The KSF will initially be a force of over 2,500 with 800 reservists. The personnel is mainly taken from the 5,000 man strong "Kosovo Protection Corps" (KPC), which is to be officially disbanded by December 10. It is a direct successor of the former KLA terror troops. Having served NATO as terrain cognizant ground forces during its aggression against Yugoslavia, the KLA, was only formally disbanded after the war, but transformed in fact into the KPC militia. Though officially classified as a "civilian emergency management organization," it perceives itself to be the nucleus of a Kosovan army in the making. Accordingly KFOR soldiers complained that the members of the KPC, in violation of their official assignment, were going around heavily armed in public. One was not supposed to interfere, it was said; the NATO lets them do it. In fact KPC members and KFOR troops - including Germans - were carrying out common training maneuvers. The Bundeswehr was equipping the KPC, for example with German military ambulances. Already in the spring of 2007, while officially, the status of Kosovo was still being "negotiated", the KPC spokesman announced that the transformation of his forces into a regular army had already begun.
The types of personnel that went from the KLA to the KPC, with some now being taken on as members of the KSF, can be judged from examples of some prominent individual militiamen. Agim Çeku was very significant for the KPC. He had fought against Belgrade already in the first half of the 1990s - in the newly created Croatian army - to then join the KLA at the beginning of 1999. During the war, he rose to the rank of the highest military commander. The war crimes charges leading to an arrest warrant against him in Serbia date from this period. Through several direct interventions, the West has thwarted court proceedings against him. Instead, already in 1999, Çeku became the first leader of the KPC, and always maintained close cooperation with KFOR. In March 2006, he rose to the office of "Prime Minister" in Pristina.

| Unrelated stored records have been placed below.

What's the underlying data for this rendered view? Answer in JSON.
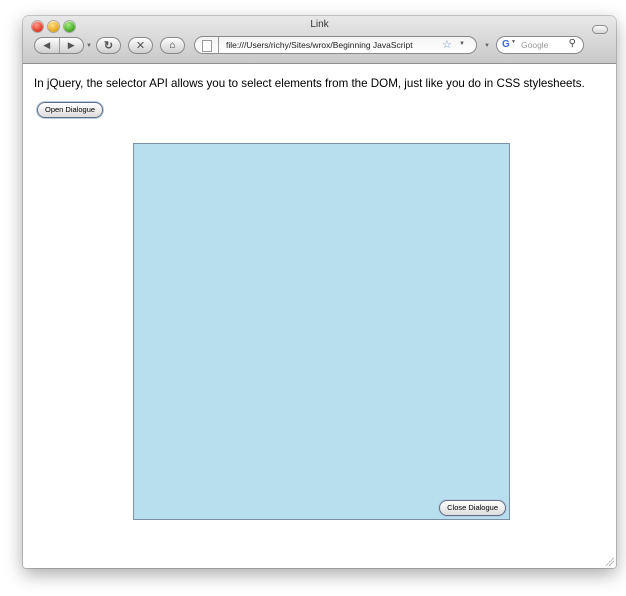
{
  "window": {
    "title": "Link"
  },
  "toolbar": {
    "back_icon": "back-arrow-icon",
    "forward_icon": "forward-arrow-icon",
    "reload_icon": "reload-icon",
    "stop_icon": "stop-icon",
    "home_icon": "home-icon",
    "url": "file:///Users/richy/Sites/wrox/Beginning JavaScript",
    "search_engine": "G",
    "search_placeholder": "Google"
  },
  "page": {
    "intro_text": "In jQuery, the selector API allows you to select elements from the DOM, just like you do in CSS stylesheets.",
    "open_button_label": "Open Dialogue",
    "close_button_label": "Close Dialogue"
  },
  "colors": {
    "dialog_background": "#b8dfee",
    "dialog_border": "#7b8fa6"
  }
}
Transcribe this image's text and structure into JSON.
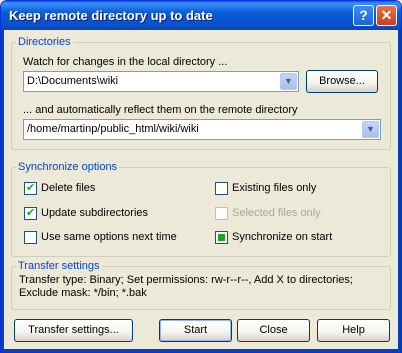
{
  "window": {
    "title": "Keep remote directory up to date",
    "help_icon": "question-icon",
    "close_icon": "close-icon"
  },
  "directories": {
    "legend": "Directories",
    "local_label": "Watch for changes in the local directory ...",
    "local_value": "D:\\Documents\\wiki",
    "browse_label": "Browse...",
    "remote_label": "... and automatically reflect them on the remote directory",
    "remote_value": "/home/martinp/public_html/wiki/wiki"
  },
  "sync": {
    "legend": "Synchronize options",
    "options": [
      {
        "label": "Delete files",
        "checked": true
      },
      {
        "label": "Existing files only",
        "checked": false
      },
      {
        "label": "Update subdirectories",
        "checked": true
      },
      {
        "label": "Selected files only",
        "checked": false,
        "disabled": true
      },
      {
        "label": "Use same options next time",
        "checked": false
      },
      {
        "label": "Synchronize on start",
        "checked": true
      }
    ]
  },
  "transfer": {
    "legend": "Transfer settings",
    "text": "Transfer type: Binary; Set permissions: rw-r--r--, Add X to directories; Exclude mask: */bin; *.bak"
  },
  "buttons": {
    "transfer_settings": "Transfer settings...",
    "start": "Start",
    "close": "Close",
    "help": "Help"
  }
}
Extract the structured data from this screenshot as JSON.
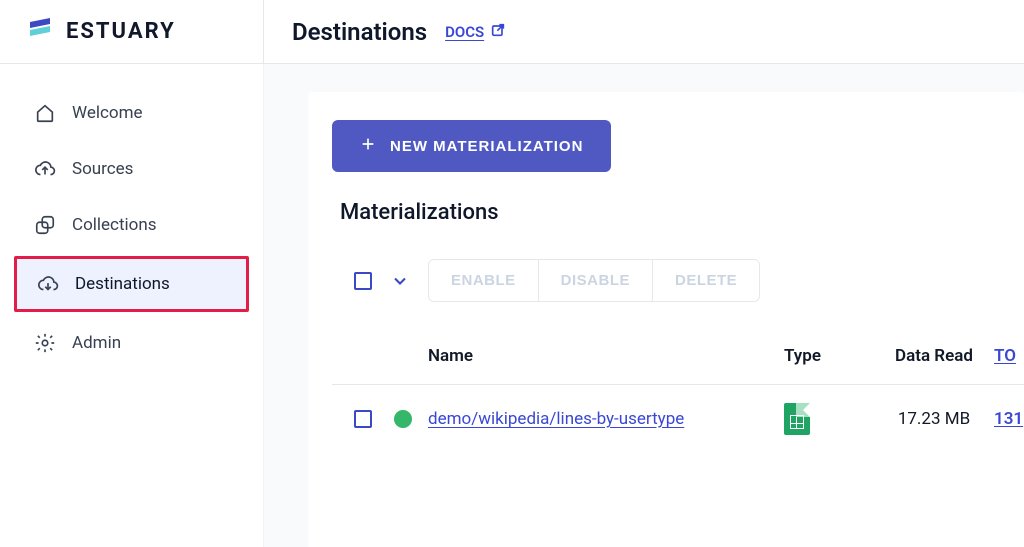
{
  "brand": {
    "name": "ESTUARY"
  },
  "header": {
    "title": "Destinations",
    "docs_label": "DOCS"
  },
  "sidebar": {
    "items": [
      {
        "label": "Welcome"
      },
      {
        "label": "Sources"
      },
      {
        "label": "Collections"
      },
      {
        "label": "Destinations"
      },
      {
        "label": "Admin"
      }
    ]
  },
  "main": {
    "new_button": "NEW MATERIALIZATION",
    "section_title": "Materializations",
    "actions": {
      "enable": "ENABLE",
      "disable": "DISABLE",
      "delete": "DELETE"
    },
    "columns": {
      "name": "Name",
      "type": "Type",
      "data_read": "Data Read",
      "extra": "TO"
    },
    "rows": [
      {
        "name": "demo/wikipedia/lines-by-usertype",
        "data_read": "17.23 MB",
        "extra": "131"
      }
    ]
  }
}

In the mid 90s, Çeku's successor Hashim Thaçi was one of the KLA's main organizers and was considered its political leader. First sentenced to several years of imprisonment in 1997 for various acts of terrorism, he was again placed on the wanted list in 1999 because of several other terrorist attacks. "After one year of KLA-leadership, Thaçi was in control of an extensive network of gunrunners, trained hit men, soldiers and former criminals," wrote a prominent expert on Yugoslavia at the time. Unlike other KLA members, Thaçi did not join the KPC, but launched a political carrier - in spite of the fact that the German Federal Intelligence Service (BND) suspected him of close ties to organized crime. But most likely his name will not be mentioned in the next edition of the European Commission's annual Kosovo Report, due in November. It will be focused on organized crime in Kosovo.

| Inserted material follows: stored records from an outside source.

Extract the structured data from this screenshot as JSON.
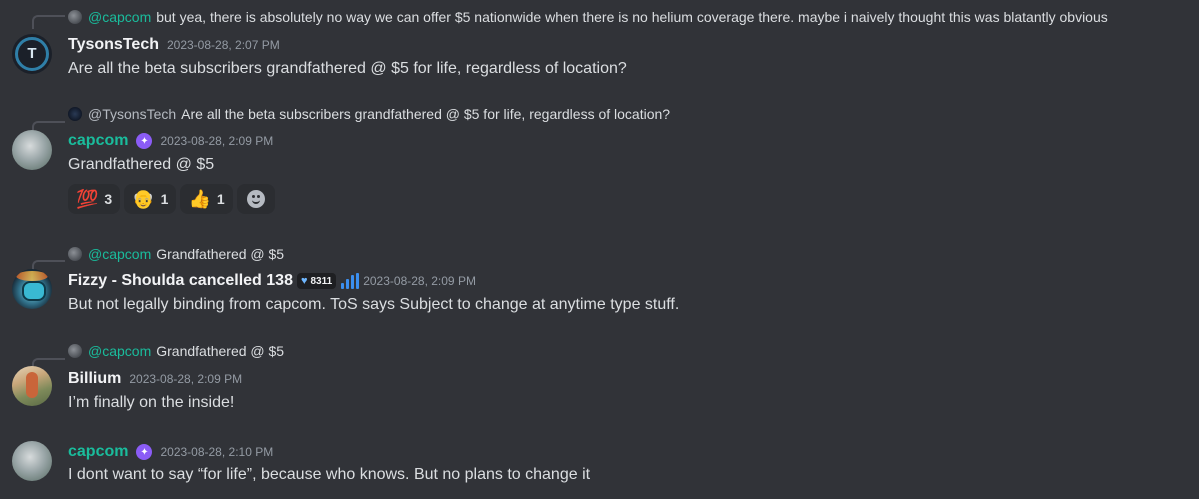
{
  "messages": [
    {
      "reply": {
        "mention": "@capcom",
        "text": "but yea, there is absolutely no way we can offer $5 nationwide when there is no helium coverage there. maybe i naively thought this was blatantly obvious"
      },
      "author": "TysonsTech",
      "timestamp": "2023-08-28, 2:07 PM",
      "content": "Are all the beta subscribers grandfathered @ $5 for life, regardless of location?"
    },
    {
      "reply": {
        "mention": "@TysonsTech",
        "text": "Are all the beta subscribers grandfathered @ $5 for life, regardless of location?"
      },
      "author": "capcom",
      "timestamp": "2023-08-28, 2:09 PM",
      "content": "Grandfathered @ $5",
      "reactions": [
        {
          "emoji": "💯",
          "icon": "hundred-points-icon",
          "count": "3"
        },
        {
          "emoji": "👴",
          "icon": "old-man-icon",
          "count": "1"
        },
        {
          "emoji": "👍",
          "icon": "thumbs-up-icon",
          "count": "1"
        }
      ]
    },
    {
      "reply": {
        "mention": "@capcom",
        "text": "Grandfathered @ $5"
      },
      "author": "Fizzy - Shoulda cancelled 138",
      "role_tag": "8311",
      "timestamp": "2023-08-28, 2:09 PM",
      "content": "But not legally binding from capcom.  ToS says Subject to change at anytime type stuff."
    },
    {
      "reply": {
        "mention": "@capcom",
        "text": "Grandfathered @ $5"
      },
      "author": "Billium",
      "timestamp": "2023-08-28, 2:09 PM",
      "content": "I’m finally on the inside!"
    },
    {
      "author": "capcom",
      "timestamp": "2023-08-28, 2:10 PM",
      "content": "I dont want to say “for life”, because who knows. But no plans to change it"
    }
  ],
  "colors": {
    "background": "#313338",
    "teal_name": "#1abc9c",
    "nitro_badge": "#8b5cf6"
  }
}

The Pristina secessionist regime's new „Defense Minister", charged with the transformation of the KPC into the KSF, came not only from the same party as the "Prime Minster", but also like Thaçi from the KLA. He is also had charges raised against him. The same goes for Thaçi's "right hand" man, Fatmir Limaj, former KLA commander and current "Transportation Minister", who was miraculously acquitted in The Hague. Jakup Krasniqi also fought on the side of the KLA during the war - as its spokesman. Today he serves as Pristina's "Parliamentary President", while his former comrades make up the hard core of the new Kosovan army.
Quite noble terms are being applied to describe the legal status of Germany's support for the KSF. KFOR is assuming the "responsibility" for "the establishment and the training of the future 'Kosovo Security Forces' (KSF)," announced Defense Minister Jung at the Central Conference of the German Military Attachés last Mai. This is more than merely another violation of international law. After all, the KSF will be an illegal military arm of the illegal secessionist regime in Pristina. That this is being organized through the KFOR is also an affront, because even though the UN Security Council legitimized KFOR's presence in Kosovo, it explicitly did not recognize its secession. The aid furnished by KFOR personnel to train and arm the KFS is one of the West's innumerable violations of international law in Kosovo - and it will surely not be the last.